Naturally, the territorial distribution of the Congress angered many. Aside from the conservative regimes that replaced the Napoleonic Code (which, despite its parasitical nature, had offered at least a taste of republican liberties), the Congress had prevented the formation of a united Germany, the dream of a new bre
ed of German patriot. The Burschenschaften – the student political societies begun in Jena in 1815 – were growing up, and the Burschen wished to play some part in German affairs. KK, however, had the advantage of returning to an established family. (Many of the new states had to fabricate a royal history to persuade their people of legitimacy.) Unfortunately, the old prince had died, not in the war, but during its protraction. The new prince had barely turned twelve when the state was restored.
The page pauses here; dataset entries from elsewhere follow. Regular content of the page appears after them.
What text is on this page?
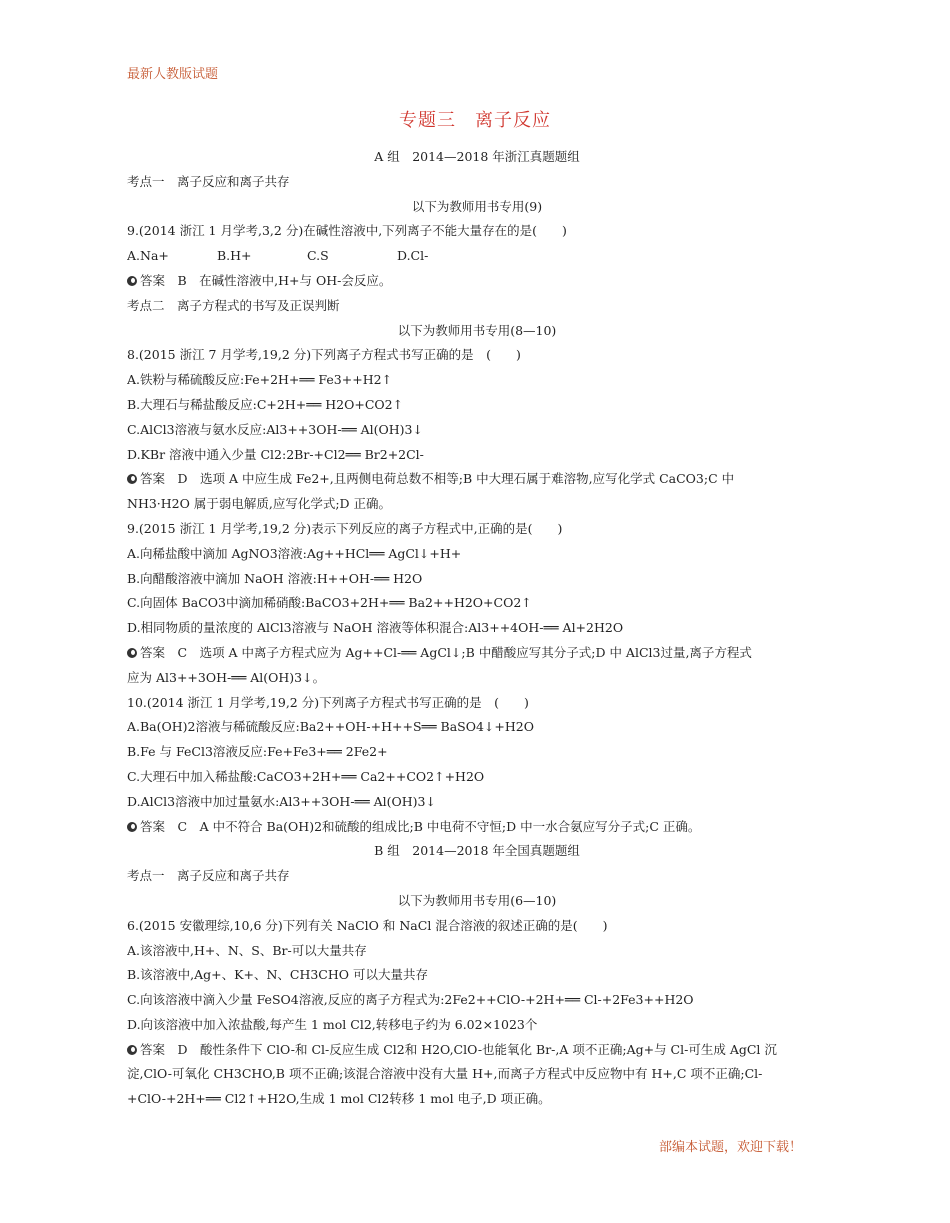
最新人教版试题
专题三　离子反应
A 组　2014—2018 年浙江真题题组
考点一　离子反应和离子共存
以下为教师用书专用(9)
9.(2014 浙江 1 月学考,3,2 分)在碱性溶液中,下列离子不能大量存在的是(　　)
A.Na+	B.H+	C.S	D.Cl-
答案　B　在碱性溶液中,H+与 OH-会反应。
考点二　离子方程式的书写及正误判断
以下为教师用书专用(8—10)
8.(2015 浙江 7 月学考,19,2 分)下列离子方程式书写正确的是　(　　)
A.铁粉与稀硫酸反应:Fe+2H+══ Fe3++H2↑
B.大理石与稀盐酸反应:C+2H+══ H2O+CO2↑
C.AlCl3溶液与氨水反应:Al3++3OH-══ Al(OH)3↓
D.KBr 溶液中通入少量 Cl2:2Br-+Cl2══ Br2+2Cl-
答案　D　选项 A 中应生成 Fe2+,且两侧电荷总数不相等;B 中大理石属于难溶物,应写化学式 CaCO3;C 中
NH3·H2O 属于弱电解质,应写化学式;D 正确。
9.(2015 浙江 1 月学考,19,2 分)表示下列反应的离子方程式中,正确的是(　　)
A.向稀盐酸中滴加 AgNO3溶液:Ag++HCl══ AgCl↓+H+
B.向醋酸溶液中滴加 NaOH 溶液:H++OH-══ H2O
C.向固体 BaCO3中滴加稀硝酸:BaCO3+2H+══ Ba2++H2O+CO2↑
D.相同物质的量浓度的 AlCl3溶液与 NaOH 溶液等体积混合:Al3++4OH-══ Al+2H2O
答案　C　选项 A 中离子方程式应为 Ag++Cl-══ AgCl↓;B 中醋酸应写其分子式;D 中 AlCl3过量,离子方程式
应为 Al3++3OH-══ Al(OH)3↓。
10.(2014 浙江 1 月学考,19,2 分)下列离子方程式书写正确的是　(　　)
A.Ba(OH)2溶液与稀硫酸反应:Ba2++OH-+H++S══ BaSO4↓+H2O
B.Fe 与 FeCl3溶液反应:Fe+Fe3+══ 2Fe2+
C.大理石中加入稀盐酸:CaCO3+2H+══ Ca2++CO2↑+H2O
D.AlCl3溶液中加过量氨水:Al3++3OH-══ Al(OH)3↓
答案　C　A 中不符合 Ba(OH)2和硫酸的组成比;B 中电荷不守恒;D 中一水合氨应写分子式;C 正确。
B 组　2014—2018 年全国真题题组
考点一　离子反应和离子共存
以下为教师用书专用(6—10)
6.(2015 安徽理综,10,6 分)下列有关 NaClO 和 NaCl 混合溶液的叙述正确的是(　　)
A.该溶液中,H+、N、S、Br-可以大量共存
B.该溶液中,Ag+、K+、N、CH3CHO 可以大量共存
C.向该溶液中滴入少量 FeSO4溶液,反应的离子方程式为:2Fe2++ClO-+2H+══ Cl-+2Fe3++H2O
D.向该溶液中加入浓盐酸,每产生 1 mol Cl2,转移电子约为 6.02×1023个
答案　D　酸性条件下 ClO-和 Cl-反应生成 Cl2和 H2O,ClO-也能氧化 Br-,A 项不正确;Ag+与 Cl-可生成 AgCl 沉
淀,ClO-可氧化 CH3CHO,B 项不正确;该混合溶液中没有大量 H+,而离子方程式中反应物中有 H+,C 项不正确;Cl-
+ClO-+2H+══ Cl2↑+H2O,生成 1 mol Cl2转移 1 mol 电子,D 项正确。
部编本试题，欢迎下载！
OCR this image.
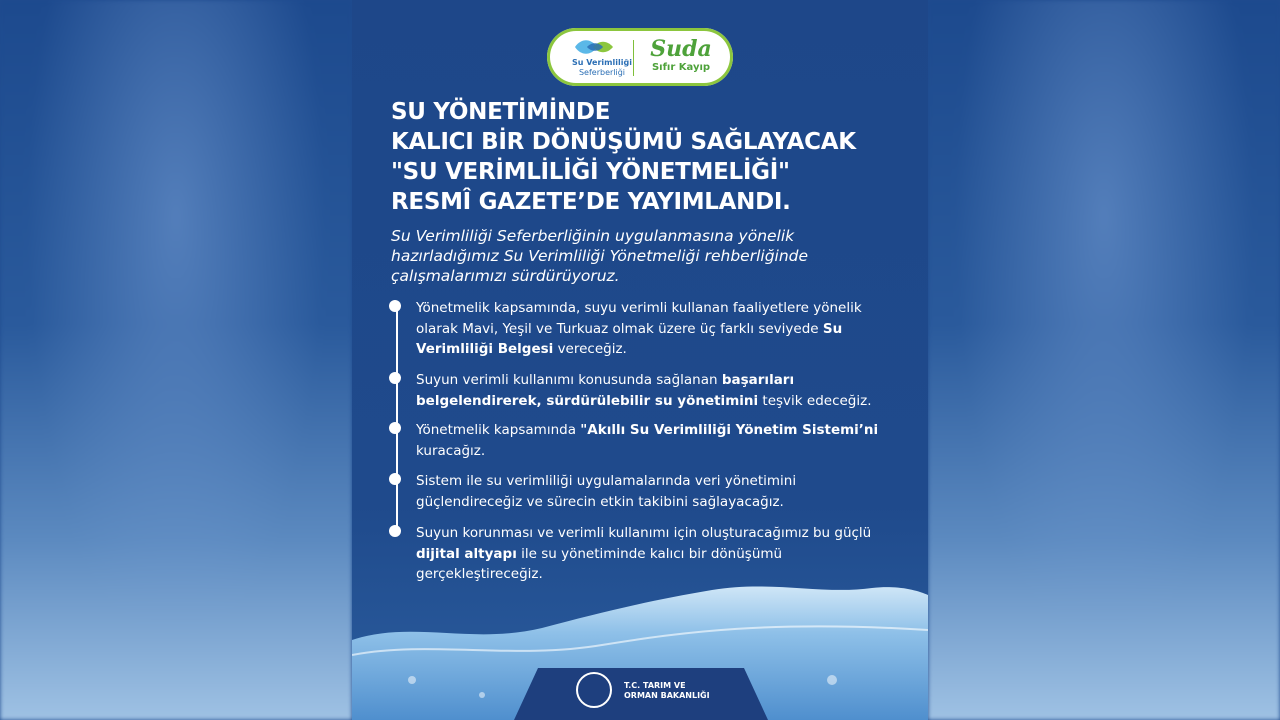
Su Verimliliği
Seferberliği
Suda
Sıfır Kayıp
SU YÖNETİMİNDE
KALICI BİR DÖNÜŞÜMÜ SAĞLAYACAK
"SU VERİMLİLİĞİ YÖNETMELİĞİ"
RESMÎ GAZETE’DE YAYIMLANDI.
Su Verimliliği Seferberliğinin uygulanmasına yönelik
hazırladığımız Su Verimliliği Yönetmeliği rehberliğinde
çalışmalarımızı sürdürüyoruz.
Yönetmelik kapsamında, suyu verimli kullanan faaliyetlere yönelik olarak Mavi, Yeşil ve Turkuaz olmak üzere üç farklı seviyede Su Verimliliği Belgesi vereceğiz.
Suyun verimli kullanımı konusunda sağlanan başarıları belgelendirerek, sürdürülebilir su yönetimini teşvik edeceğiz.
Yönetmelik kapsamında "Akıllı Su Verimliliği Yönetim Sistemi’ni kuracağız.
Sistem ile su verimliliği uygulamalarında veri yönetimini güçlendireceğiz ve sürecin etkin takibini sağlayacağız.
Suyun korunması ve verimli kullanımı için oluşturacağımız bu güçlü dijital altyapı ile su yönetiminde kalıcı bir dönüşümü gerçekleştireceğiz.
T.C. TARIM VE
ORMAN BAKANLIĞI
This left KK in the hands of a growing rank of bureaucrats, swelled, increasingly, by members of the nobility themselves. Napoleon had left his mark on Germany. The swiftness with which his armies had overrun the Holy Roman Empire taught the new nations a lesson in efficiency, never mind republicanism. Ambition turned now to the bureaucracy, which reflected a new meritocratic spirit. Which brings us to Kolwitz-Kreminghausen, governed by a young prince and a rising class of political officials. Which brings us, at last, to Ferdinand Müller, an intelligent and ambitious gentleman, of liberal and nationalistic tendencies, who discovered himself suddenly in a position of some (admittedly local) power.
Syme must have caught Müller in a patch of princely sunshine. Müller successfully persuaded the young prince (now growing up quickly) that a scientist such as Syme, if proven correct, could do for Neuburg what Werner had done for Freiberg only twenty years before: put them on the map. The compression piston alone could pay for the experiment ten times over, if successfully adapted and applied to the veins of coal recently discovered south of the Elbe. The KK mines, Müller whispered in the princely ear, could yield enough to rival Britain itself (which currently controlled over 90 per cent of the market) in supplying Holstein and Brandenburg with coal. The little princedom would grow rich.